DeZIM’in kapsamlı çalışması, Almanya’daki antisemitizm tartışmasının çok daha sofistike bir analiz gerektirdiğini ortaya koyuyor. Antisemitizmin ne kökene indirgenebileceğini ne de göçmen toplulukların taşıyıcılığıyla açıklanabileceğini belirten rapor, antisemitizme karşı etkili bir stratejinin ancak toplumsal hafızayı, siyasal bağlamları, yerel sosyalleşme süreçlerini ve farklı antisemitizm türlerinin özgül dinamiklerini dikkate alan geniş perspektiflerle mümkün olacağını vurguluyor. Bu tablo, “antisemitizm -kim getirdi?” sorusundan çok “antisemitizm-nerede, nasıl ve hangi toplumsal koşullarda yeniden üretiliyor?” sorusunu merkeze alan yeni bir yaklaşımın gerekliliğine işaret ediyor.
Raporun yayımlanmasının ardından İslam Toplumu Millî Görüş (IGMG) Genel Sekreteri Ali Mete bir basın açıklaması yaparak, araştırmanın antisemitizmi belirli gruplara atfeden yaklaşımların yanlışlığını ortaya koyduğunu vurguladı. Mete, “Antisemitizmin ‘ithal edilmiş’ bir problem olduğu düşüncesine karşı dikkatli olunmalıdır. Bu anlatı tarihsel sorumluluğu örtbas ediyor, problemin önlenmesini engelliyor ve yeni ön yargıları körüklüyor.” ifadelerini kullandı. Açıklamada, antisemitizmin ne yeni ne de dışarıdan taşınmış bir olgu olduğu, aksine Alman toplumunun farklı kesimlerinde yerleşik bulunduğu belirtildi. Mete, antisemitizmi peşinen Müslümanlara atfetmenin sorumluluğu başkalarına yıkmakla kalmadığını, aynı zamanda toplumsal ilişkileri zedeleyen yeni önyargılar ürettiğini söyledi.
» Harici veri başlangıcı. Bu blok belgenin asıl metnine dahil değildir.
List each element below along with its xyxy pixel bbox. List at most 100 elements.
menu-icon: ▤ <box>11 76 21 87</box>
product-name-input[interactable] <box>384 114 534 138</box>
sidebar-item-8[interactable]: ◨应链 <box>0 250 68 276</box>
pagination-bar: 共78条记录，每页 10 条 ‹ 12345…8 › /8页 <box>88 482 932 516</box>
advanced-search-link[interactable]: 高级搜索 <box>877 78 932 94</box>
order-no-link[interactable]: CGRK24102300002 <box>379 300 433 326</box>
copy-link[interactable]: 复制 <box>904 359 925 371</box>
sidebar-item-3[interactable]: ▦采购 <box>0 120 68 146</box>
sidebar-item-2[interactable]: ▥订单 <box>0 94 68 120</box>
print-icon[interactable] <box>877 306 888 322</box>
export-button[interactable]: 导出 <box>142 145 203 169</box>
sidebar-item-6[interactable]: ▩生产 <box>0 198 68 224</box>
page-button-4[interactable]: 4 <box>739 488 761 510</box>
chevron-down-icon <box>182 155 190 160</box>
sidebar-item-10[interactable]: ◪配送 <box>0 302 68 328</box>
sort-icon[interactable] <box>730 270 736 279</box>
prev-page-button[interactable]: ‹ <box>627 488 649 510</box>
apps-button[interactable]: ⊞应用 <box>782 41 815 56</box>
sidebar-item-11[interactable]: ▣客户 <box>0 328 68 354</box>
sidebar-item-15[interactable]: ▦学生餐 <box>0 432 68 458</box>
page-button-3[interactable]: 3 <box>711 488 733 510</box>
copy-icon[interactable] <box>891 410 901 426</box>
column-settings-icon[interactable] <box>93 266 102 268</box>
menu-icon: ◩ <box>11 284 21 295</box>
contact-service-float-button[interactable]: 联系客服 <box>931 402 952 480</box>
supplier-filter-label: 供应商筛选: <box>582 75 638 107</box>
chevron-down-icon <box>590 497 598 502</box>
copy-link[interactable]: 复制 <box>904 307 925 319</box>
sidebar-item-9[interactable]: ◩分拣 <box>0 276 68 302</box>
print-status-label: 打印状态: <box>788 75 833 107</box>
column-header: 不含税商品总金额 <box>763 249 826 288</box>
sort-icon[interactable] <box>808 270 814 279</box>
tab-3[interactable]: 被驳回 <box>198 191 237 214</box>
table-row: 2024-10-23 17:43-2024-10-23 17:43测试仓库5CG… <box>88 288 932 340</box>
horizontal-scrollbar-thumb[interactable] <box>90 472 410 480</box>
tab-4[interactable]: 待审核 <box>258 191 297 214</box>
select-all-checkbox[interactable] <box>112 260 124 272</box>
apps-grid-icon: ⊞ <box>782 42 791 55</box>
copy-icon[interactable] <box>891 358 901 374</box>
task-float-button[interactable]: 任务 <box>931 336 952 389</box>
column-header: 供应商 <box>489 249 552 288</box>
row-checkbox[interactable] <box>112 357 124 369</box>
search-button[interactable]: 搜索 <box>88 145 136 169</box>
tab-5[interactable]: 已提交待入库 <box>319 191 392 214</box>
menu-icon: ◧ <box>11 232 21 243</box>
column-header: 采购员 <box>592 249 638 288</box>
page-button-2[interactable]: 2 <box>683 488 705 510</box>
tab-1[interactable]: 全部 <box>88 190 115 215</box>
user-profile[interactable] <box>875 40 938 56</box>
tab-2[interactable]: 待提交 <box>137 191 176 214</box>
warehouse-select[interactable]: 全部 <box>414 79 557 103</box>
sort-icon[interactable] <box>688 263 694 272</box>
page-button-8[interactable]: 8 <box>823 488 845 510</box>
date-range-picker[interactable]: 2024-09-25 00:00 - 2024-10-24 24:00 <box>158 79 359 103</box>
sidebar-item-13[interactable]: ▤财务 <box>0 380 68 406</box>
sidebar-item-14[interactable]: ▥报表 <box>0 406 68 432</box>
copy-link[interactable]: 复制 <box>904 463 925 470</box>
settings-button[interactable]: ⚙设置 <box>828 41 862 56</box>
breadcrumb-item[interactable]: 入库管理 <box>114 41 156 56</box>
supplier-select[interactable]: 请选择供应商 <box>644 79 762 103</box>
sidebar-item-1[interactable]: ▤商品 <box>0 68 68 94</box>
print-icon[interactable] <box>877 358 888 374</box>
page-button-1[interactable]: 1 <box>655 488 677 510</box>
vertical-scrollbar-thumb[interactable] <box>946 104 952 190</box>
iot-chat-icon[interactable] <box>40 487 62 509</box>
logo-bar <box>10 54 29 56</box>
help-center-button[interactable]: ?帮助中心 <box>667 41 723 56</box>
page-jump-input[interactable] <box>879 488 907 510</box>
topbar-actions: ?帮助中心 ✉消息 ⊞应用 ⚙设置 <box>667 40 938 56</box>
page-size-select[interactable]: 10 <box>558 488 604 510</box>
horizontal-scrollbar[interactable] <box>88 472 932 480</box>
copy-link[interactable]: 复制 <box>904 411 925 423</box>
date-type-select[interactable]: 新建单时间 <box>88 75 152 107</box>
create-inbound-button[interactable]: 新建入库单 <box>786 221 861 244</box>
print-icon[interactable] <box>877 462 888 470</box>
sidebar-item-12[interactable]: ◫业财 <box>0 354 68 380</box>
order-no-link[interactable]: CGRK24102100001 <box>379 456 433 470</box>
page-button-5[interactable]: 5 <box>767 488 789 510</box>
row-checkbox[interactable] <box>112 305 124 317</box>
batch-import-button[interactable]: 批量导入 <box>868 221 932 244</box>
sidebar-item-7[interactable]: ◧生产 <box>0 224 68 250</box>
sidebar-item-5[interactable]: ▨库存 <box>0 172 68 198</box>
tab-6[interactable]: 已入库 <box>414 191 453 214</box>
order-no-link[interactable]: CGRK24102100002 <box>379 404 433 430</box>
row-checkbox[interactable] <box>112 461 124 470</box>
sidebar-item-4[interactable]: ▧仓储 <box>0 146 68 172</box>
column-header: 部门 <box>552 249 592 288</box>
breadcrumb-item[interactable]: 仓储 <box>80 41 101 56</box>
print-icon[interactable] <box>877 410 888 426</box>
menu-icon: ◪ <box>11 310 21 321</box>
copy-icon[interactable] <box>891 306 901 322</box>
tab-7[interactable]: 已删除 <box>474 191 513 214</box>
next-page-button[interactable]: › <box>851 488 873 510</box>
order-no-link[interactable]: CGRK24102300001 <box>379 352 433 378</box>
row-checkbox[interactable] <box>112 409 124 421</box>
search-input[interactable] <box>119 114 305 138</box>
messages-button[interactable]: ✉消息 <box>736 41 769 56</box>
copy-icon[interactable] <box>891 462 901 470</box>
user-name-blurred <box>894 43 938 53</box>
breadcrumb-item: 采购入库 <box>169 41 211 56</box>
IGMG ayrıca merkez partilere de çağrıda bulunarak tartışmayı basitleştirmek yerine çözüm üreten, tansiyonu düşüren bir dil kullanmaları gerektiğini belirtti. Açıklamanın kapanışı ise dikkat çekici bir uyarı içeriyor: “Antisemitizmin tüm tezahürleriyle mücadele edebilmek için hepimiz birlikte, cesaretle ve bu ülkede beraber yaşama sorumluluğumuzun bilinciyle hareket etmek zorundayız.”